There was time for a lesson on genetics and heredity before Rodgers dismissed Joe for lunch. At the ranch house, he sat at a table where his father, his mother, his uncle, Cashman and a reporter were passing around steaming platters of roast beef, baked potatoes and peas.

Talk turned to the early 1900s, when Joe’s great-grandfather homesteaded the ranch, which sprawls across 50 square miles. Children from ranches in the area, including Joe’s forebears, have been educated at Cozy Hollow since the school’s founding in the early 1930s. Joe shared a teacher with older brothers and cousins until autumn 2002, when they moved on to regional high schools.

If schools such as Cozy Hollow are a rich part of Wyoming history, the state appears likely to rely on technology in the future to help educate rural students.

The other day John Tinnin, a math teacher based at the Kaycee High School in north-central Wyoming, was teaching calculus to seven students there. Also participating–listening and watching on video monitors and occasionally asking questions–were 10 students at three high schools separated by hundreds of miles of mountain roads.

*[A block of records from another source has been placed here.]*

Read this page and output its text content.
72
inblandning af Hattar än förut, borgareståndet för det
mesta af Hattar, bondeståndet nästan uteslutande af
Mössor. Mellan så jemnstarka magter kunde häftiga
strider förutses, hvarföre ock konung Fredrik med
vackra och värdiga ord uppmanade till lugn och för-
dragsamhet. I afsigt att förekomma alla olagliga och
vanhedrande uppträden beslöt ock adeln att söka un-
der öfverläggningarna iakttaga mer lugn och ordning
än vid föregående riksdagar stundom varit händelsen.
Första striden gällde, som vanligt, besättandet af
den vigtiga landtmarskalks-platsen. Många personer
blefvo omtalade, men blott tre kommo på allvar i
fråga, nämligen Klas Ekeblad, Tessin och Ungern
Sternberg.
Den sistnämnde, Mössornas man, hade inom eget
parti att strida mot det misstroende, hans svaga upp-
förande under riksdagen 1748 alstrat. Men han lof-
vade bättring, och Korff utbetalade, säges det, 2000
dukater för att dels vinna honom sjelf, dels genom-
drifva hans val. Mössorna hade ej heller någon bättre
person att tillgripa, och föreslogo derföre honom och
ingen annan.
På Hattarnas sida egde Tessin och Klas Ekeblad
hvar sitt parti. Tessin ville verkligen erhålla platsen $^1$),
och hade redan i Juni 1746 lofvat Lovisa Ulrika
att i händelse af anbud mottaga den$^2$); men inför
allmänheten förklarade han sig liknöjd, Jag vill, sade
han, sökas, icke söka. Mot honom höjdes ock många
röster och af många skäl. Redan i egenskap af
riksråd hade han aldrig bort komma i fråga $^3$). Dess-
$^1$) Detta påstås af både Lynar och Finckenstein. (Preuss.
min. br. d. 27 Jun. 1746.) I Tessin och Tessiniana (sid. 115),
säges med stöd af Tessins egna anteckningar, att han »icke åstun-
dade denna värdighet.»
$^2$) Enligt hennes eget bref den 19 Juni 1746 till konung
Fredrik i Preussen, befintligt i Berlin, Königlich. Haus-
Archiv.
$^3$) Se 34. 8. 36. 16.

Tinnin congratulated Jim Harlan, a Kaycee student, for using an unorthodox approach to solve a calculus problem involving what are known as the Fibonacci numbers. A moment later, he urged a student at Lyman High School, 360 miles to the southwest, to pay attention.

“Jenn, you look bored to death,” Tinnin said, to the chuckles of students spread across western Wyoming.

Cozy Hollow Elementary has no video hookup, but it is not primitive. A satellite dish provides a high-speed Internet connection, and after his return from lunch, Joe took a seat to practice touch-typing on a new Apple PowerBook.

The school has no science laboratory, however. For a biology exercise last fall, Joe collected a horse hair and a fleck of manure from the ranch yard, and Rodgers arranged a visit to Rock River so he could view them under a microscope.

One reason for making the trip, Rodgers said, was to give Joe time with other students.

`My best friends are cows’

“So far my best friends are cows,” he said, only half-joking. On a visit to Rock River in his 6th-grade year, he said, he met a nice 5th-grade girl. He looked for her eagerly during his most recent visit to the school, but she was gone.

“I’m thinking she moved to Laramie,” he said.

When the school day ended at 3 p.m., Joe joined the men in the corral, where they were slaughtering a cow in a freezing wind. He drove a tractor with a front-end loader across a pasture to deposit the cow’s entrails on a bone pile.

Rodgers lingered for a time in her classroom.